Vermont at the Forefront

I talked to Vermont-based David Scheuer recently about South Village, his project in South Burlington. Over the course of an hour, Scheuer, a new urbanist—and possibly the only developer with a degree in agriculture and a previous career raising organic beef—framed out how farming and housing can be complementary rather than mutually exclusive.

Typical suburbs “have abandoned the senses of civic engagement,” said Scheuer. “They look like they have been dropped from outer space.” Instead Scheuer said “we need to inculcate the sense that we’re attached to the land.” Farming as Scheuer describes it is “an activity and a promise.”

The notion of combining agriculture with development came from William Raap, the founder of Gardener’s Supply in Burlington. Raap wanted to create a different type of community on a 220-acre parcel of abandoned farmland.

Make Way for More Farms

Inspired by Raap and by the work of the late Cornell professor Tom Lyson, who coined the term “civic agriculture” Scheuer got set to work building out the framework for South Village following the principles of civic agriculture “locally based agriculture and food production are tightly linked to a community’s social and economic development.”

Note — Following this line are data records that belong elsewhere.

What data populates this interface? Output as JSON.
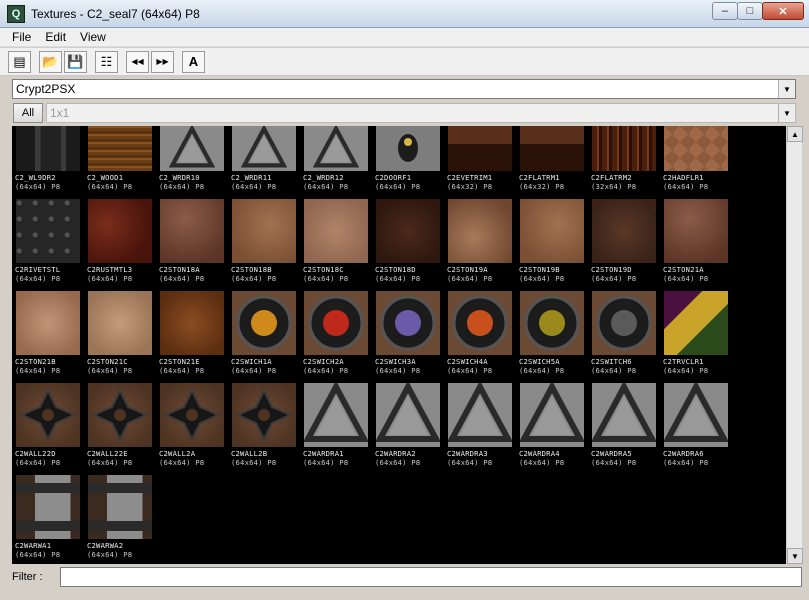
{
  "window": {
    "title": "Textures - C2_seal7 (64x64) P8",
    "app_icon_glyph": "Q"
  },
  "window_buttons": {
    "minimize": "‒",
    "maximize": "□",
    "close": "✕"
  },
  "menu": [
    {
      "label": "File"
    },
    {
      "label": "Edit"
    },
    {
      "label": "View"
    }
  ],
  "toolbar": [
    {
      "icon": "browse-tree-icon",
      "glyph": "▤"
    },
    {
      "icon": "open-folder-icon",
      "glyph": "📂"
    },
    {
      "icon": "save-icon",
      "glyph": "💾"
    },
    {
      "icon": "properties-icon",
      "glyph": "☷"
    },
    {
      "icon": "previous-icon",
      "glyph": "◀◀"
    },
    {
      "icon": "next-icon",
      "glyph": "▶▶"
    },
    {
      "icon": "font-icon",
      "glyph": "A"
    }
  ],
  "package_combo": {
    "value": "Crypt2PSX"
  },
  "group": {
    "all_label": "All",
    "value": "1x1"
  },
  "filter": {
    "label": "Filter :",
    "value": ""
  },
  "textures": [
    {
      "name": "C2_WL9DR2",
      "dims": "(64x64) P8",
      "style": "t-pillar"
    },
    {
      "name": "C2_WOOD1",
      "dims": "(64x64) P8",
      "style": "t-wood"
    },
    {
      "name": "C2_WRDR10",
      "dims": "(64x64) P8",
      "style": "t-ward"
    },
    {
      "name": "C2_WRDR11",
      "dims": "(64x64) P8",
      "style": "t-ward"
    },
    {
      "name": "C2_WRDR12",
      "dims": "(64x64) P8",
      "style": "t-ward"
    },
    {
      "name": "C2DOORF1",
      "dims": "(64x64) P8",
      "style": "t-door"
    },
    {
      "name": "C2EVETRIM1",
      "dims": "(64x32) P8",
      "style": "t-trim"
    },
    {
      "name": "C2FLATRM1",
      "dims": "(64x32) P8",
      "style": "t-trim"
    },
    {
      "name": "C2FLATRM2",
      "dims": "(32x64) P8",
      "style": "t-flatrm"
    },
    {
      "name": "C2HADFLR1",
      "dims": "(64x64) P8",
      "style": "t-flr"
    },
    {
      "name": "C2RIVETSTL",
      "dims": "(64x64) P8",
      "style": "t-rivet"
    },
    {
      "name": "C2RUSTMTL3",
      "dims": "(64x64) P8",
      "style": "t-rust"
    },
    {
      "name": "C2STON18A",
      "dims": "(64x64) P8",
      "style": "t-ston-a"
    },
    {
      "name": "C2STON18B",
      "dims": "(64x64) P8",
      "style": "t-ston-b"
    },
    {
      "name": "C2STON18C",
      "dims": "(64x64) P8",
      "style": "t-ston-c"
    },
    {
      "name": "C2STON18D",
      "dims": "(64x64) P8",
      "style": "t-ston-d"
    },
    {
      "name": "C2STON19A",
      "dims": "(64x64) P8",
      "style": "t-ston-e"
    },
    {
      "name": "C2STON19B",
      "dims": "(64x64) P8",
      "style": "t-ston-b"
    },
    {
      "name": "C2STON19D",
      "dims": "(64x64) P8",
      "style": "t-ston-f"
    },
    {
      "name": "C2STON21A",
      "dims": "(64x64) P8",
      "style": "t-ston-a"
    },
    {
      "name": "C2STON21B",
      "dims": "(64x64) P8",
      "style": "t-ston-g"
    },
    {
      "name": "C2STON21C",
      "dims": "(64x64) P8",
      "style": "t-ston-h"
    },
    {
      "name": "C2STON21E",
      "dims": "(64x64) P8",
      "style": "t-ston-i"
    },
    {
      "name": "C2SWICH1A",
      "dims": "(64x64) P8",
      "style": "t-switch",
      "rune": "#d08a1c"
    },
    {
      "name": "C2SWICH2A",
      "dims": "(64x64) P8",
      "style": "t-switch",
      "rune": "#c0281c"
    },
    {
      "name": "C2SWICH3A",
      "dims": "(64x64) P8",
      "style": "t-switch",
      "rune": "#6a5aa8"
    },
    {
      "name": "C2SWICH4A",
      "dims": "(64x64) P8",
      "style": "t-switch",
      "rune": "#c8501c"
    },
    {
      "name": "C2SWICH5A",
      "dims": "(64x64) P8",
      "style": "t-switch",
      "rune": "#9a8a1c"
    },
    {
      "name": "C2SWITCH6",
      "dims": "(64x64) P8",
      "style": "t-switch",
      "rune": "#5a5a5a"
    },
    {
      "name": "C2TRVCLR1",
      "dims": "(64x64) P8",
      "style": "t-trvclr"
    },
    {
      "name": "C2WALL22D",
      "dims": "(64x64) P8",
      "style": "t-wall"
    },
    {
      "name": "C2WALL22E",
      "dims": "(64x64) P8",
      "style": "t-wall"
    },
    {
      "name": "C2WALL2A",
      "dims": "(64x64) P8",
      "style": "t-wall"
    },
    {
      "name": "C2WALL2B",
      "dims": "(64x64) P8",
      "style": "t-wall"
    },
    {
      "name": "C2WARDRA1",
      "dims": "(64x64) P8",
      "style": "t-ward"
    },
    {
      "name": "C2WARDRA2",
      "dims": "(64x64) P8",
      "style": "t-ward"
    },
    {
      "name": "C2WARDRA3",
      "dims": "(64x64) P8",
      "style": "t-ward"
    },
    {
      "name": "C2WARDRA4",
      "dims": "(64x64) P8",
      "style": "t-ward"
    },
    {
      "name": "C2WARDRA5",
      "dims": "(64x64) P8",
      "style": "t-ward"
    },
    {
      "name": "C2WARDRA6",
      "dims": "(64x64) P8",
      "style": "t-ward"
    },
    {
      "name": "C2WARWA1",
      "dims": "(64x64) P8",
      "style": "t-warw"
    },
    {
      "name": "C2WARWA2",
      "dims": "(64x64) P8",
      "style": "t-warw"
    }
  ],
  "scrollbar": {
    "up": "▲",
    "down": "▼"
  },
  "combo_arrow": "▼"
}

Farms provide a deep sense of community—a profound attachment that golf courses simply can’t match. To create room for farmland and hiking trails, however, means that individual lots are smaller, roads narrower and everything is clustered more closely together. For Scheuer “clustering creates opportunity.” As they say in Scheuer’s office, “it’s not how dense you make a community, it’s how you make it dense.” How dense, exactly? Of the 220 acres in South Village, 150 are reserved for open land and farming; 300 condos, townhomes and homes will rise on the remaining 70 acres.  Prices start at $260,000 for condominiums and $365,000 for homes. The community also includes two-and-a-half miles of walking trails.

The City of Burlington has been supportive of the South Village project. City planners recognize that the project is “one way of retaining land in agriculture. Land that is otherwise fast disappearing.”

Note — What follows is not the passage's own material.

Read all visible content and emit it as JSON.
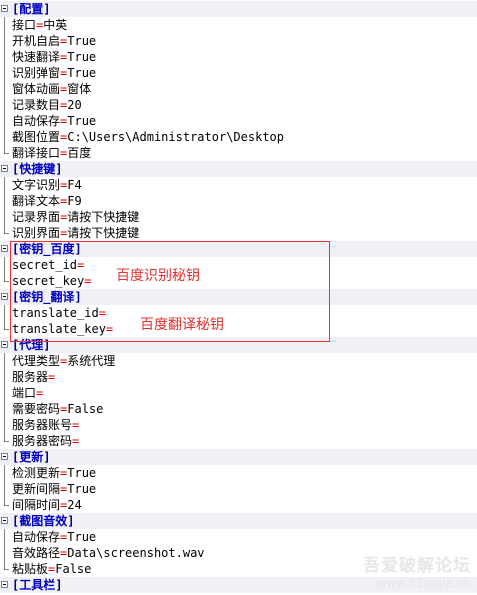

Empty nesters looking at South Village want connection, communal space and less maintenance. This is the polar opposite of what many developers offer: the 2,800 square-foot home centered on a huge lot.

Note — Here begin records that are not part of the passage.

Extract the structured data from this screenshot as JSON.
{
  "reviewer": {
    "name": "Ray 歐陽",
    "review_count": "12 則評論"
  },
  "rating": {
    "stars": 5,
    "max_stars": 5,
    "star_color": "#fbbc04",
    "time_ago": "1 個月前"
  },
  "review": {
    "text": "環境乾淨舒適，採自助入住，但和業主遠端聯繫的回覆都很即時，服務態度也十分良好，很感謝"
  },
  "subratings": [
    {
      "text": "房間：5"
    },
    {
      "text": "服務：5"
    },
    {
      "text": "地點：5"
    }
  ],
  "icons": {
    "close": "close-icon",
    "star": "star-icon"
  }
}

Farm as Activity and Commitment to Better Life

The commitment to farming goes well beyond printing up a slick brochure. While many of the houses are still being built, Scheuer’s Village Farm is already in full operation and its CSA shares (consumer prepaid shares in the farm’s output) are sold out. That’s quite an achievement for land that had lain fallow for more than 20 years.

For just $175, homeowners and neighbors alike purchase a half-share of a wide range of produce, including vegetables, flowers and berries. Every week from May to mid-October, the homeowners can walk to the farm to pick up their order.

The farm is a commitment to a healthy lifestyle and ongoing education.  This is expanded beyond the development itself by bringing children in from local schools, which fosters kids’ connection to the land and to farming. (One homeowner, fascinated with the issue of bee keeping and colony collapse, has signed up for a beekeeping course so he can both help farmers with pollination and teach his grandchildren about bees.)

A Permanent Commitment to the Farm

When it comes time to sell your home, the farm is part of any deal. For buyers at South Village, half of one percent of sales and resales will go to a non-profit organization for environmental remediation and for educational programs. That’s not a marketing bullet-point; it’s built right into the deed.

As Scheuer notes South Village should be on the “right side of the demographic equation”. One visitor wrote: “I am thrilled to see something like South Village exists in our modern society.” So are we.